Most saliently, such systems display the quantum Hall effect, i.e. the quantisation of the Hall resistance at low temperatures. Whereas the integer quantum Hall effect is due to the quantisation of the one-particle kinetic energy into highly-degenerate Landau levels and localisation effects, the fractional quantum Hall effect is intimately related to electron-electron interactions, which become relevant when a Landau level is only partially filled. From a technical point of view, 2D electron systems may be realised at the interface in semiconductor heterostructures, such as the widely used GaAS/AlGaAs compound.

More recently, a one-atom thick layer of graphite (graphene) has been discovered. Graphene, as opposed to conventional 2D electron systems, has very particular electronic properties due to a linear dispersion of the energy band in the vicinity of the Fermi level. The electron dynamics thus needs to be described in the framework of a relativistic Dirac rather than a Schrödinger equation.
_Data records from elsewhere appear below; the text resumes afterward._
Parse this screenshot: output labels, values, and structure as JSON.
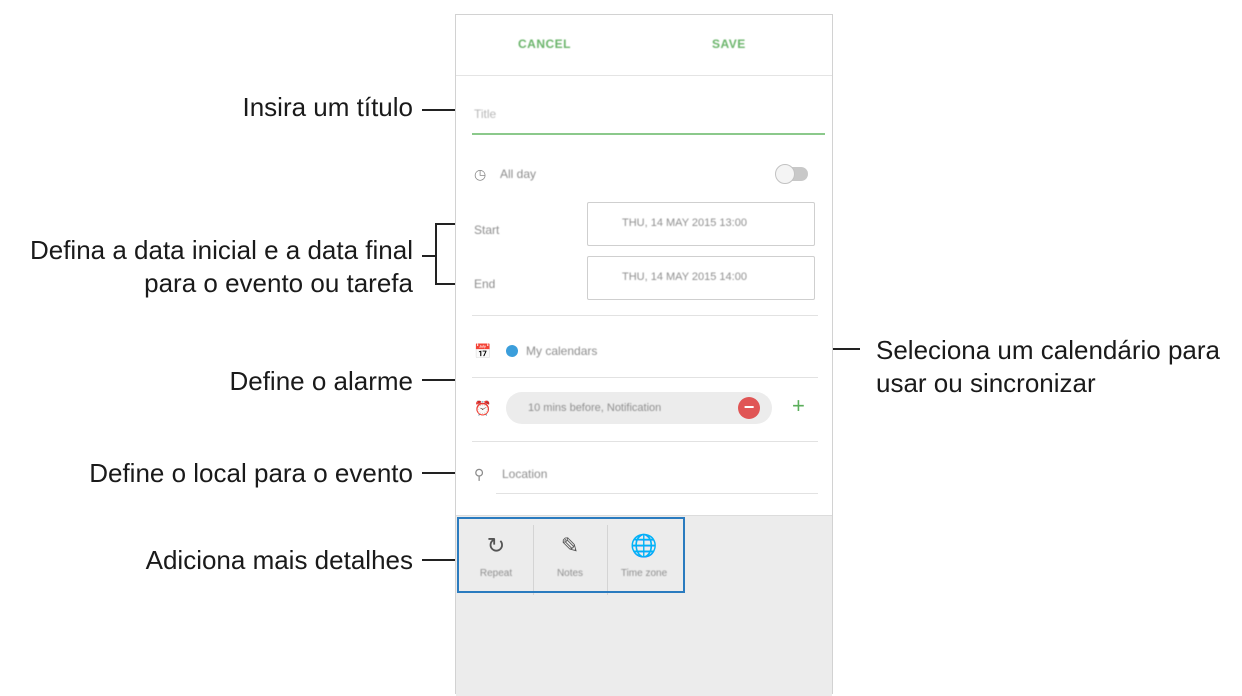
{
  "callouts": {
    "title": "Insira um título",
    "dates_line1": "Defina a data inicial e a data final",
    "dates_line2": "para o evento ou tarefa",
    "calendar_line1": "Seleciona um calendário para",
    "calendar_line2": "usar ou sincronizar",
    "alarm": "Define o alarme",
    "location": "Define o local para o evento",
    "details": "Adiciona mais detalhes"
  },
  "app": {
    "cancel_label": "CANCEL",
    "save_label": "SAVE",
    "title_placeholder": "Title",
    "all_day_label": "All day",
    "all_day_on": false,
    "start_label": "Start",
    "start_value": "THU, 14 MAY 2015  13:00",
    "end_label": "End",
    "end_value": "THU, 14 MAY 2015  14:00",
    "calendar_label": "My calendars",
    "reminder_value": "10 mins before, Notification",
    "location_placeholder": "Location",
    "details": [
      {
        "label": "Repeat",
        "icon": "repeat-icon"
      },
      {
        "label": "Notes",
        "icon": "notes-icon"
      },
      {
        "label": "Time zone",
        "icon": "timezone-icon"
      }
    ]
  },
  "colors": {
    "accent_green": "#6ab46a",
    "calendar_blue": "#3b9edb",
    "remove_red": "#e05555",
    "highlight_blue": "#2a7bbf"
  }
}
Exposed to a strong magnetic field, graphene shows a very particular form of the quantum Hall effect, which may be viewed as a relativistic quantum Hall effect. In the framework of theses lectures, the basic quantum-mechanical treatment of 2D electrons in a strong magnetic field will be reviewed, which is the basis for the understanding of the quantum Hall effect.

The case of relativistic electrons in graphene will also be introduced.

The discussion of the integer quantum Hall effect comprises the physics of edge states and more generally the electron dynamics in the presence of both a strong magnetic field and a weak impurity potential, which localises the electrons in a particular manner.

Finally, basic aspects of the fractional quantum Hall effect will be presented, such as Laughlin's wave function and quasi-particles with fractional charge.